Anyway, 'Apples" will be published soon enough in my new poetry collection, BOUDICCA & CO., due out from Salt in a few months' time - which basically means I can't submit it to a magazine now, with book publication so close at hand. So I'm posting the poem up here on my blog instead, with this photograph of last year's apples in my own back garden to accompany it.

Enjoy!



Apples

The horses come here for apples twice a day,
nudging the fence and rubbing themselves
against trees, trampling earth
with their hunters’ hooves while they wait.
At first we fed them with palms held flat,
away from the substantial teeth and those warm
brownish lips lifting up to reveal them.
But one always dropped his apple
into white-flowered nettles under the fence
and the other would stoop
to retrieve it, thick sinewy neck supple
as a giraffe’s.
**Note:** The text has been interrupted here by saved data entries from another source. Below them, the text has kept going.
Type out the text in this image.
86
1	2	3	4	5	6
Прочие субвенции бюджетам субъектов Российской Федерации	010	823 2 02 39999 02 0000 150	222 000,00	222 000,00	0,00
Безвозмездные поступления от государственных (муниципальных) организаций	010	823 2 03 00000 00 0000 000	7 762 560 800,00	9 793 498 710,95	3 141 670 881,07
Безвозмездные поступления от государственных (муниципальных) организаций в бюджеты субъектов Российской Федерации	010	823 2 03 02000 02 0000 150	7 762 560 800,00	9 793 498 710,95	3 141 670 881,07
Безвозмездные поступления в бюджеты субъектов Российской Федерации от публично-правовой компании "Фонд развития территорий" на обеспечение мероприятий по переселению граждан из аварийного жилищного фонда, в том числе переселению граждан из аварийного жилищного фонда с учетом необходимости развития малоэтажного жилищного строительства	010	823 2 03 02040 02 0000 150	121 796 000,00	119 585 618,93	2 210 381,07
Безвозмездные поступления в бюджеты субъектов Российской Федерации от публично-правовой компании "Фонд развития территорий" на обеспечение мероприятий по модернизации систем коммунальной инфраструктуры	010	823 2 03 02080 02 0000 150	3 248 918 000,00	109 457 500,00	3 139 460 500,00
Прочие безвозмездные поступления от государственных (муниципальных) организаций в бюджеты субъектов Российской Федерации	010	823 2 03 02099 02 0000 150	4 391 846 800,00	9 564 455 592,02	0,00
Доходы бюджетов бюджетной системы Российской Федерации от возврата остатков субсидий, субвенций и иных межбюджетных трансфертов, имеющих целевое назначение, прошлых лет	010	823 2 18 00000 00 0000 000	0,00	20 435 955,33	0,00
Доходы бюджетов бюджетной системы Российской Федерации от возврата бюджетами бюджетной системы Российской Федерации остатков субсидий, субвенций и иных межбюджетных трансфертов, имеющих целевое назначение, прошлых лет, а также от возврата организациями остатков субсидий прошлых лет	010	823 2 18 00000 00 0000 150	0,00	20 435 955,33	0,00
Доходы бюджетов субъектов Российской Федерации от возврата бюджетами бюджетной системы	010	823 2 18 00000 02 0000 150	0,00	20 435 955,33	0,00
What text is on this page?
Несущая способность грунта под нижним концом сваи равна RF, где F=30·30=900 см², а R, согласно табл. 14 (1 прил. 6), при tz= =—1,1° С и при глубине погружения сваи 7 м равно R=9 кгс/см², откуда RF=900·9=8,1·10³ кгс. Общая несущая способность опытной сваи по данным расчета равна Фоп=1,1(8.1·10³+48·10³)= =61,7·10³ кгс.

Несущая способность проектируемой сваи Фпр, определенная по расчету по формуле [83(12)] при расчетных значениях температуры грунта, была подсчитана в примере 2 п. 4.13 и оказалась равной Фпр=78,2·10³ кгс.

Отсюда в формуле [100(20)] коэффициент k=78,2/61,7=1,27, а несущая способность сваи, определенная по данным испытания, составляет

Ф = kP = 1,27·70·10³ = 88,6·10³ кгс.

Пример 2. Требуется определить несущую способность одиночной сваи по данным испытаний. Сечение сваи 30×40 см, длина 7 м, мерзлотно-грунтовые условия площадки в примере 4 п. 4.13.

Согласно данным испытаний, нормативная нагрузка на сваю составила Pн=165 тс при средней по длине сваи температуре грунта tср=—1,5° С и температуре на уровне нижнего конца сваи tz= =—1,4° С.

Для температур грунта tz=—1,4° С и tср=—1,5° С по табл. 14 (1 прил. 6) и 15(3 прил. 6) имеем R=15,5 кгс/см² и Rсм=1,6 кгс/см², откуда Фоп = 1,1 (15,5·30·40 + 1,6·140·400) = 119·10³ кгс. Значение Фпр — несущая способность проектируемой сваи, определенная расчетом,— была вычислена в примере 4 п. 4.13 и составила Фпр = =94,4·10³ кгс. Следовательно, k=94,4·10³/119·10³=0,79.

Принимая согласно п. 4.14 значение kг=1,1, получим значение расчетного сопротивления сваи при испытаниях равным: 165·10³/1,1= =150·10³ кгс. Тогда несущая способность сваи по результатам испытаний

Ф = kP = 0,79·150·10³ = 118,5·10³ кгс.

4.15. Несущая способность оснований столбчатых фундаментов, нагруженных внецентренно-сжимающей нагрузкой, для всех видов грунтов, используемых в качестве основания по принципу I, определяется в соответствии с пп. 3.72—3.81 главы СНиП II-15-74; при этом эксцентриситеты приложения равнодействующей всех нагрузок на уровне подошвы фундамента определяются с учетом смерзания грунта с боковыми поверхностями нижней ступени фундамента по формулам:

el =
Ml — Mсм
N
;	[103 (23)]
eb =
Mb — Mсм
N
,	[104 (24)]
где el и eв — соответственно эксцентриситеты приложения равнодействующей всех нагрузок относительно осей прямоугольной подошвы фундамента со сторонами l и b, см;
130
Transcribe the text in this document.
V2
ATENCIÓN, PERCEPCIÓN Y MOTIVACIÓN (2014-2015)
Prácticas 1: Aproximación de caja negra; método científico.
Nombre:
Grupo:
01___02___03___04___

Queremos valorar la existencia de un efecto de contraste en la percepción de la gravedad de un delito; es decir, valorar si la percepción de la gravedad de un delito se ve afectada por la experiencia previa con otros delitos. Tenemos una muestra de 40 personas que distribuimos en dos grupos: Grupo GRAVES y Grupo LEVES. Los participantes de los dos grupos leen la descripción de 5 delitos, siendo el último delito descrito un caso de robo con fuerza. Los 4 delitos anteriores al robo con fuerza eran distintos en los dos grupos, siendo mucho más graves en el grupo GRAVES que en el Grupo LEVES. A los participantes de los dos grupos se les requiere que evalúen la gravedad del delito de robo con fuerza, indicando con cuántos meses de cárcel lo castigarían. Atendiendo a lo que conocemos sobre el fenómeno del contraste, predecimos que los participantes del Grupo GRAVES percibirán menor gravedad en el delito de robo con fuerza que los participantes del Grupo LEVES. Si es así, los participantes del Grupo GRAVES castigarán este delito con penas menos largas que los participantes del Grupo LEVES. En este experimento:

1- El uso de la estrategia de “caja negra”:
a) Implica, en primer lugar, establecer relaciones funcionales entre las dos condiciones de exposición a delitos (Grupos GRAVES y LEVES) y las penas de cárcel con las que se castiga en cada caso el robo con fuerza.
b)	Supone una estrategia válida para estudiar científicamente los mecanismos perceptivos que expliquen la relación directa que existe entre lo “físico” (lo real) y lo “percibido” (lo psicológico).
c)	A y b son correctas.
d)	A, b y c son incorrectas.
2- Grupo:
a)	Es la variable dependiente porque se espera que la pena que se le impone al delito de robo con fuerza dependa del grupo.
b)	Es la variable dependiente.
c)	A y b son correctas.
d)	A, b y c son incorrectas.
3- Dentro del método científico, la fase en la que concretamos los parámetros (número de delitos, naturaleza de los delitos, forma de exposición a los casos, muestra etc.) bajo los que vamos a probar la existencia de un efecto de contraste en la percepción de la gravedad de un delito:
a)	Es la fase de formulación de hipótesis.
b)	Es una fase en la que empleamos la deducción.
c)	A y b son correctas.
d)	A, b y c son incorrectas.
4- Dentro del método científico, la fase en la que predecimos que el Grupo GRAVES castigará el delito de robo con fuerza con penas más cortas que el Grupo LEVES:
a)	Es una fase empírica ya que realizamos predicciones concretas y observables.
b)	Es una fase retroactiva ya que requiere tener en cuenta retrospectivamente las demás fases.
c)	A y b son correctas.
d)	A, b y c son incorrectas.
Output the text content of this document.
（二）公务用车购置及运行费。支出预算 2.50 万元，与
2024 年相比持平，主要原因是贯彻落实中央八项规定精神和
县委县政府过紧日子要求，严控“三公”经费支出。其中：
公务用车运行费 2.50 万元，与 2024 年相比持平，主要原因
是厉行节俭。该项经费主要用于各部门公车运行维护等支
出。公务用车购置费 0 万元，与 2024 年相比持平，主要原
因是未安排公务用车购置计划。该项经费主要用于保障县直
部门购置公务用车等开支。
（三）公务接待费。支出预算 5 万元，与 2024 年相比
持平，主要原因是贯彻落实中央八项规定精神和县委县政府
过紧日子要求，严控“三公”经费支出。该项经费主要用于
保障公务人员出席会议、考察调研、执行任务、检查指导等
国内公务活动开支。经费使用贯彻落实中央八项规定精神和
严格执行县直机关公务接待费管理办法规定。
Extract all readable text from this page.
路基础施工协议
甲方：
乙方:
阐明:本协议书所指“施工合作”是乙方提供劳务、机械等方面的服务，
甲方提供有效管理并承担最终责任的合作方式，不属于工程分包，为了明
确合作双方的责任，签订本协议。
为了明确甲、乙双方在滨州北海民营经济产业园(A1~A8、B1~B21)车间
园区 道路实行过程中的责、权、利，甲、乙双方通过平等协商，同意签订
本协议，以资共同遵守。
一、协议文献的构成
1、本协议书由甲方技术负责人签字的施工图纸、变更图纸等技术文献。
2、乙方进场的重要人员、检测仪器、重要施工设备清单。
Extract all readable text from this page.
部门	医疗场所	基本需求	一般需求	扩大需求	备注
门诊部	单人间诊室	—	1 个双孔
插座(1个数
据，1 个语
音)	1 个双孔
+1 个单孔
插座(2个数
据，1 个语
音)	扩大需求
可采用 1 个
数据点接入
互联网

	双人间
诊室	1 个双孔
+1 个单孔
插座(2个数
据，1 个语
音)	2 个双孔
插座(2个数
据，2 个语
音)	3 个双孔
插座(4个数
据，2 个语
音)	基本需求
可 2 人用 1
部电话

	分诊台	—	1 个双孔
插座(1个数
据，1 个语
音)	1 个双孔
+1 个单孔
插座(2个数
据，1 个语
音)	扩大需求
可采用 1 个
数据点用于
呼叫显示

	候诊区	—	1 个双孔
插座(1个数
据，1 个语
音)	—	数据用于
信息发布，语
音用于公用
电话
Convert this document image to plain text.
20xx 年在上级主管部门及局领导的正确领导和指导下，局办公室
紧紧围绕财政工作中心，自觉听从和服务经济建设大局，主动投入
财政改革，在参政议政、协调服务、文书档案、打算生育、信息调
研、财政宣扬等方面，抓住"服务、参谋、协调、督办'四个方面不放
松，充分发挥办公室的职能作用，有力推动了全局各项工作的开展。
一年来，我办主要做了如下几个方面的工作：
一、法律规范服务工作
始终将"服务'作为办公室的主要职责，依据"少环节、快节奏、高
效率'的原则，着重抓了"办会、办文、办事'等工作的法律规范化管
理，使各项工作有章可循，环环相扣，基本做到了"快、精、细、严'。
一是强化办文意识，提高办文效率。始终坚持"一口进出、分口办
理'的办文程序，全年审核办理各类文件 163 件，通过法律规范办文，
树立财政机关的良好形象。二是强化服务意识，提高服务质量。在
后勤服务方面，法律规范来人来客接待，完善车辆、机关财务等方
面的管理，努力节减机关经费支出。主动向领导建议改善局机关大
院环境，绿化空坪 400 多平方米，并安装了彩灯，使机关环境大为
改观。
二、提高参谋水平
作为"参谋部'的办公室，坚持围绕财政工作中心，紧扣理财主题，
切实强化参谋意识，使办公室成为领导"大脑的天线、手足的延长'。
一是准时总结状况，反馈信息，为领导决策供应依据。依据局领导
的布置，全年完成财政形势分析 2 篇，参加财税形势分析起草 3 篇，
So now we roll them into the field
or throw them, over-arm, so they bounce
and split soft apple everywhere.
Some days the children are outside playing
and I lift them up, let the baby
grab at a sleek nose with her clumsy fingers
while the boys stare, mesmerised
by the moist brown eyes and those lashes -
like false ones! - seductively curling.
The gentler one comes on his own sometimes,
whinnying and snuffling at the fence.
He turns a wide circle under the horse-chestnut
before moving on, apples
just out of reach and no one in the garden.

4 comments:

Alex said...

Ms. Holland,

I'm something of a writer too, though at all acclaimed. I do some "venting" myself, though it is called "rantage" in my corner.

I welcome you to the Book Meme. Follow the format below, if you please, and then pay it forward to five other bloggers.

Sincerely,

Alex

http://alexcacioppo.blogspot.com/2006/09/enterprising-blogger-beep-beep-tagged.html

Alex said...

http://alexcacioppo.blogspot.com/2006/09/enterprising-blogger-
beep-beep-tagged.html

Hopefully the address you go through this time.

Jane Holland said...

You have an interesting site, Alex, thanks for dropping by mine. However, I almost never do the chain-site thing where you do X to 5 or 10 other bloggers etc. I consider that intrusive and - to be honest - wholly unnecessary. People who find your site naturally and return there from time to time tend to be the sort of people you actively WANT to attract. Attracting random hits from random browsers is not interesting to me, nor is it an effective way of promoting yourself!

Now if yours was a UK POETRY site, that would be different ...

But I wish you good luck with your blog, all the same. Thanks for stopping by and leaving a comment.

J x

changapeluda said...

Sweet.

Makes me want to imagine my hand with one of those apples in it...flat so the horse doesn't bite my fingers!